Project Heatwave (Concept)
Digital Mockup, Digital illustration on Adobe Illustrator
'Project Heatwave' is a self-initiated project idea that I came up with after gaining inspiration from art and my surroundings. Through personal experiences and research, I found out that Singapore is heating up twice as fast as the rest of the world because of our skyscrapers and the high volume of human activity.
With this, I thought of 'Project Heatwave', an initiative to help people visualise what climate change is doing to our city. In this project, I drafted out illustrations which I envision as murals to be installed along the streets, painted in thermochromic paint (paint which can change when the temperature changes). I hope that through these interactive visuals, people will be more environmentally conscious and will be motivated to play their part to protect our environment and our home.
While looking through student portfolios from School of the Art Institute of Chicago (SAIC), I came across 'D&AD Pantone: Project Monsoon'. In this project, the students wanted to bring back colour to the gloomy monsoon season in Seoul South Korea by creating murals using hydrochromic paint (a special formula which changes from transparent to opaque when it gets wet.) I was inspired by how art can interact with the environment and wanted to take that idea and put it in the context of Singapore.

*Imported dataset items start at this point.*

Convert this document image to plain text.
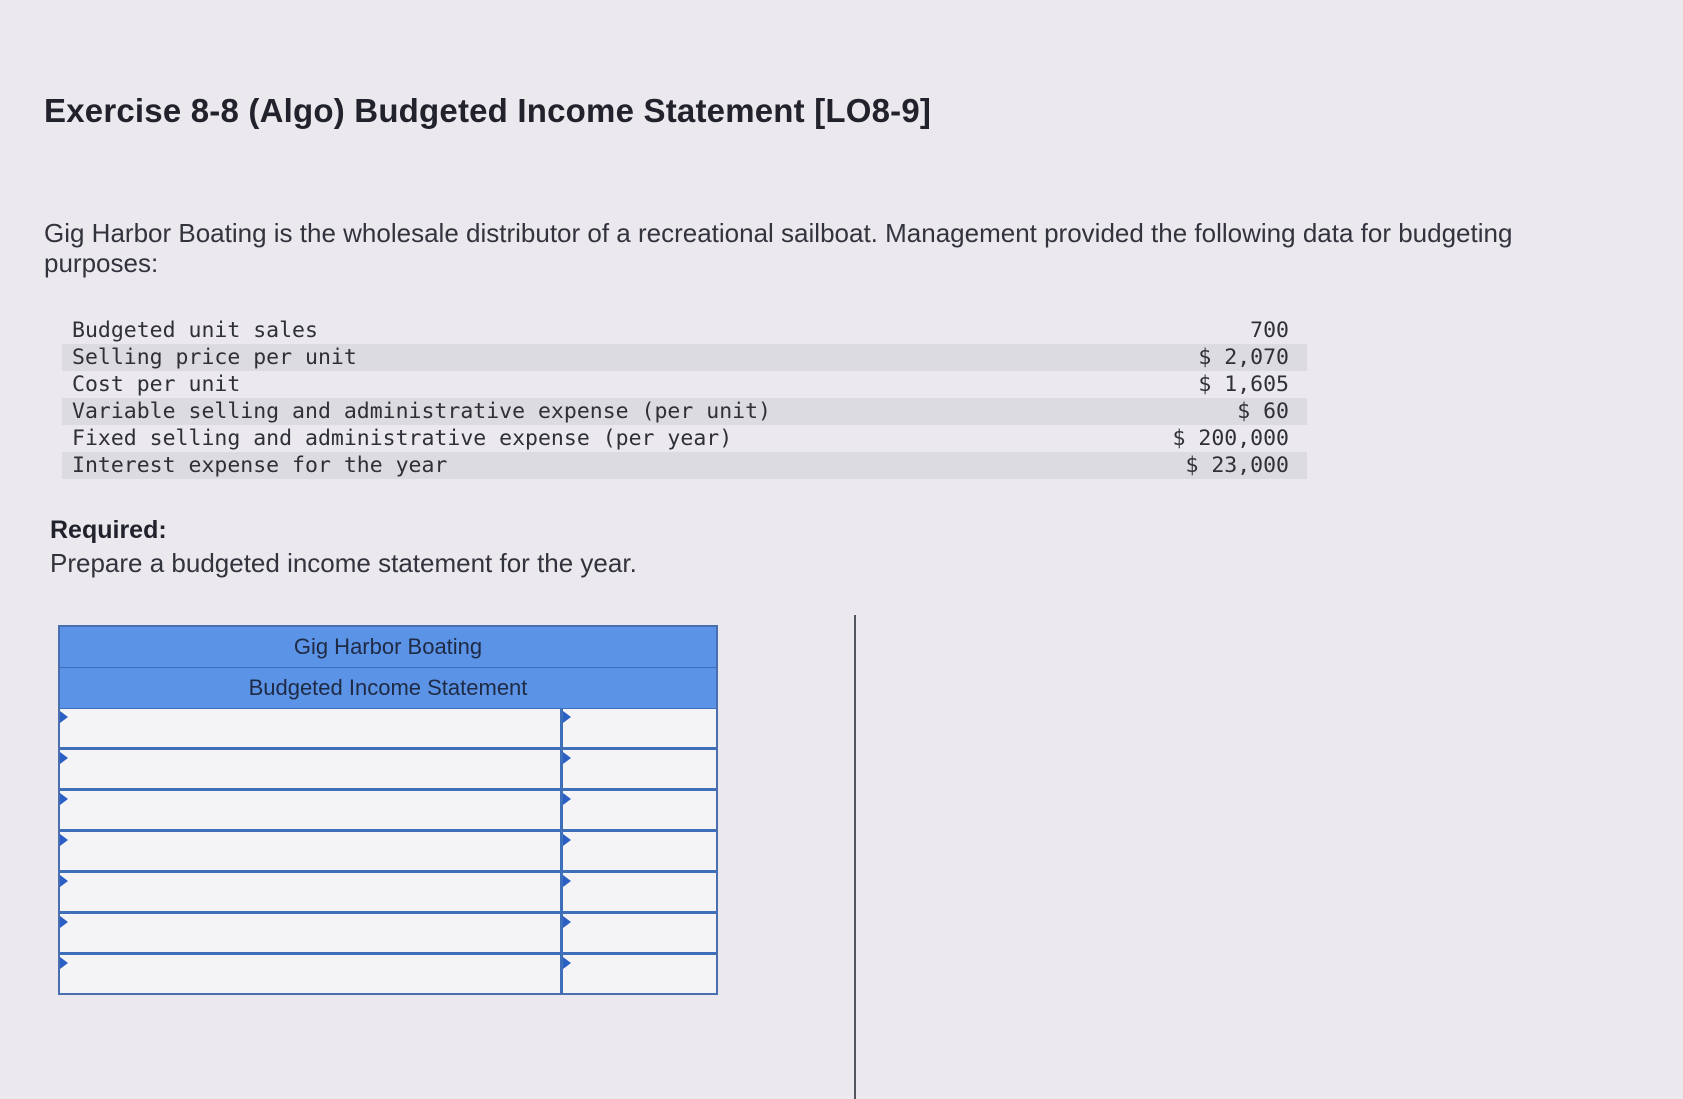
Exercise 8-8 (Algo) Budgeted Income Statement [LO8-9]
Gig Harbor Boating is the wholesale distributor of a recreational sailboat. Management provided the following data for budgeting purposes:
Budgeted unit sales	700
Selling price per unit	$ 2,070
Cost per unit	$ 1,605
Variable selling and administrative expense (per unit)	$ 60
Fixed selling and administrative expense (per year)	$ 200,000
Interest expense for the year	$ 23,000
Required:
Prepare a budgeted income statement for the year.
Gig Harbor Boating
Budgeted Income Statement
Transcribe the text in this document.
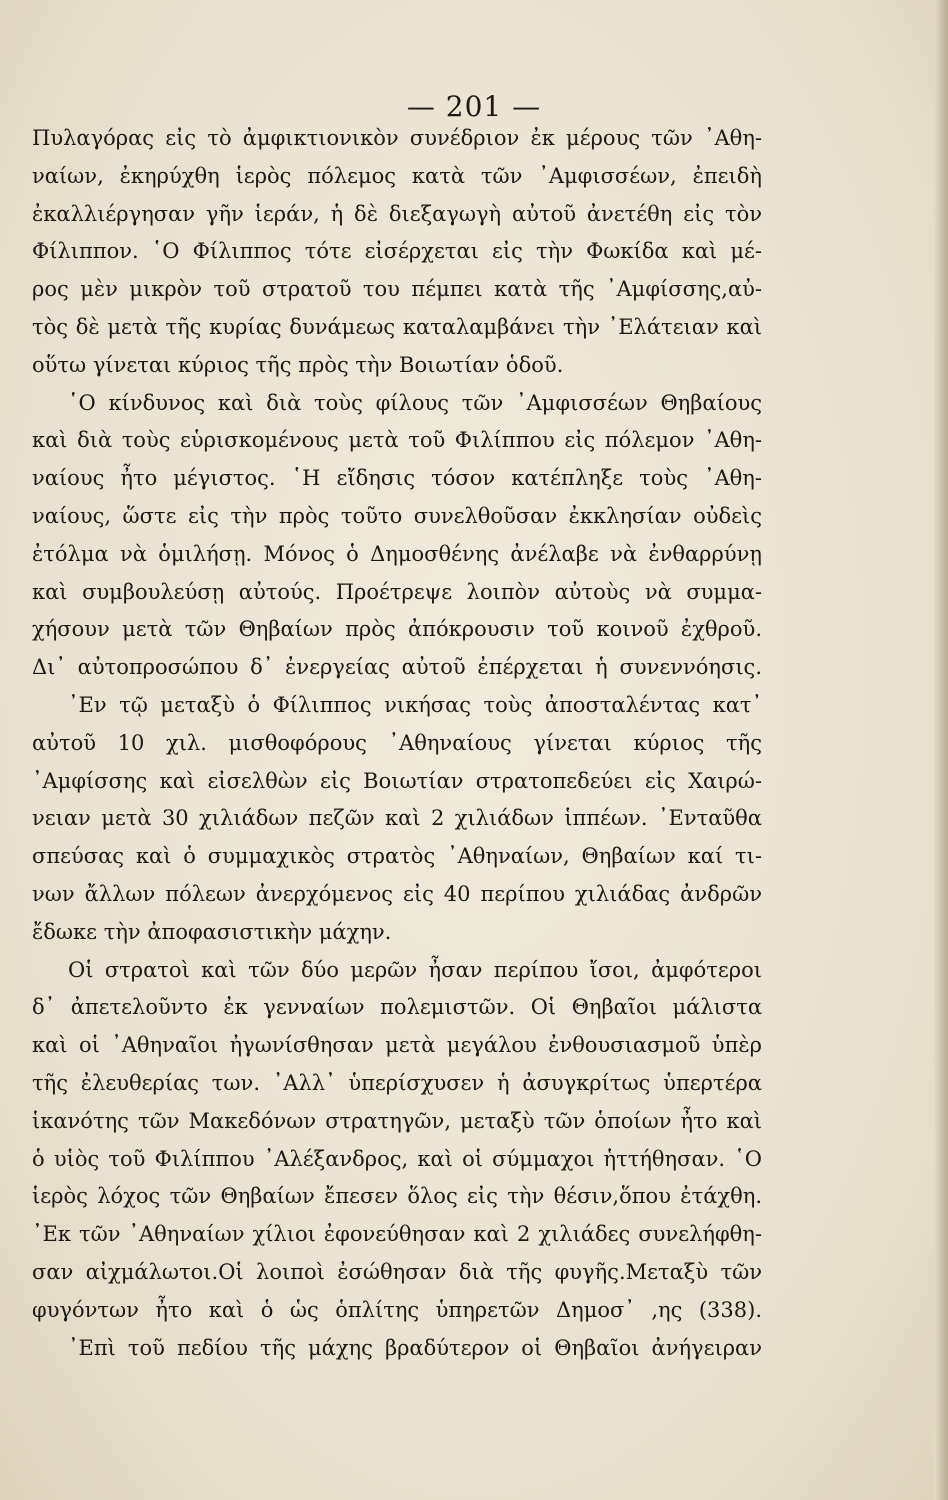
— 201 —
Πυλαγόρας εἰς τὸ ἀμφικτιονικὸν συνέδριον ἐκ μέρους τῶν ᾿Αθη-
ναίων, ἐκηρύχθη ἱερὸς πόλεμος κατὰ τῶν ᾿Αμφισσέων, ἐπειδὴ
ἐκαλλιέργησαν γῆν ἱεράν, ἡ δὲ διεξαγωγὴ αὐτοῦ ἀνετέθη εἰς τὸν
Φίλιππον. ῾Ο Φίλιππος τότε εἰσέρχεται εἰς τὴν Φωκίδα καὶ μέ-
ρος μὲν μικρὸν τοῦ στρατοῦ του πέμπει κατὰ τῆς ᾿Αμφίσσης,αὐ-
τὸς δὲ μετὰ τῆς κυρίας δυνάμεως καταλαμβάνει τὴν ᾿Ελάτειαν καὶ
οὕτω γίνεται κύριος τῆς πρὸς τὴν Βοιωτίαν ὁδοῦ.
῾Ο κίνδυνος καὶ διὰ τοὺς φίλους τῶν ᾿Αμφισσέων Θηβαίους
καὶ διὰ τοὺς εὑρισκομένους μετὰ τοῦ Φιλίππου εἰς πόλεμον ᾿Αθη-
ναίους ἦτο μέγιστος. ῾Η εἴδησις τόσον κατέπληξε τοὺς ᾿Αθη-
ναίους, ὥστε εἰς τὴν πρὸς τοῦτο συνελθοῦσαν ἐκκλησίαν οὐδεὶς
ἐτόλμα νὰ ὁμιλήσῃ. Μόνος ὁ Δημοσθένης ἀνέλαβε νὰ ἐνθαρρύνῃ
καὶ συμβουλεύσῃ αὐτούς. Προέτρεψε λοιπὸν αὐτοὺς νὰ συμμα-
χήσουν μετὰ τῶν Θηβαίων πρὸς ἀπόκρουσιν τοῦ κοινοῦ ἐχθροῦ.
Δι᾿ αὐτοπροσώπου δ᾿ ἐνεργείας αὐτοῦ ἐπέρχεται ἡ συνεννόησις.
᾿Εν τῷ μεταξὺ ὁ Φίλιππος νικήσας τοὺς ἀποσταλέντας κατ᾿
αὐτοῦ 10 χιλ. μισθοφόρους ᾿Αθηναίους γίνεται κύριος τῆς
᾿Αμφίσσης καὶ εἰσελθὼν εἰς Βοιωτίαν στρατοπεδεύει εἰς Χαιρώ-
νειαν μετὰ 30 χιλιάδων πεζῶν καὶ 2 χιλιάδων ἱππέων. ᾿Ενταῦθα
σπεύσας καὶ ὁ συμμαχικὸς στρατὸς ᾿Αθηναίων, Θηβαίων καί τι-
νων ἄλλων πόλεων ἀνερχόμενος εἰς 40 περίπου χιλιάδας ἀνδρῶν
ἔδωκε τὴν ἀποφασιστικὴν μάχην.
Οἱ στρατοὶ καὶ τῶν δύο μερῶν ἦσαν περίπου ἴσοι, ἀμφότεροι
δ᾿ ἀπετελοῦντο ἐκ γενναίων πολεμιστῶν. Οἱ Θηβαῖοι μάλιστα
καὶ οἱ ᾿Αθηναῖοι ἠγωνίσθησαν μετὰ μεγάλου ἐνθουσιασμοῦ ὑπὲρ
τῆς ἐλευθερίας των. ᾿Αλλ᾿ ὑπερίσχυσεν ἡ ἀσυγκρίτως ὑπερτέρα
ἱκανότης τῶν Μακεδόνων στρατηγῶν, μεταξὺ τῶν ὁποίων ἦτο καὶ
ὁ υἱὸς τοῦ Φιλίππου ᾿Αλέξανδρος, καὶ οἱ σύμμαχοι ἡττήθησαν. ῾Ο
ἱερὸς λόχος τῶν Θηβαίων ἔπεσεν ὅλος εἰς τὴν θέσιν,ὅπου ἐτάχθη.
᾿Εκ τῶν ᾿Αθηναίων χίλιοι ἐφονεύθησαν καὶ 2 χιλιάδες συνελήφθη-
σαν αἰχμάλωτοι.Οἱ λοιποὶ ἐσώθησαν διὰ τῆς φυγῆς.Μεταξὺ τῶν
φυγόντων ἦτο καὶ ὁ ὡς ὁπλίτης ὑπηρετῶν Δημοσ᾿ ,ης (338).
᾿Επὶ τοῦ πεδίου τῆς μάχης βραδύτερον οἱ Θηβαῖοι ἀνήγειραν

With the recent drastic weather hitting Singapore, I was interested in finding out more about what climate change is doing to our environment.
It was only recently that the heat started to become unbearable, and I asked myself, 'how can this be?'. There have been many green initiatives implemented in Singapore, many of which encourage individuals to make changes in their lifestyle. However, it is still not enough. Professor Gerhard Schmitt said every effort counts, because “every individual in Singapore controls about 30 per cent of all the energy consumed or produced here”.
Though there have been trends that come (and go), such as bike sharing and drinking from metal straws, people soon become lazy to continue implementing these good habits in their lives because it may be inconvenient. I also observed that another reason why people (including myself) fail to keep up these habits is because climate change is gradual and invisible. People do not put in the effort because they can't see how their effort is contributing to the environment.
I was also inspired by Olafur Eliasson's work 'Ice Watch'. His work consists of twelve glacial ice blocks in the shape of a clock installed at City Hall Square, Copenhagen. It serves to be a visual and physical reminder of the impact of climate change as the ice would melt in front of the viewers. I wanted to bring that impact into Singapore’s context, to help us see what’s happening to our environment.
I have always been more comfortable with realism and drawing from life. So this time, I wanted to challenge myself to create more stylised figures. I started off with basic shapes and I liked how it layered on top of one another.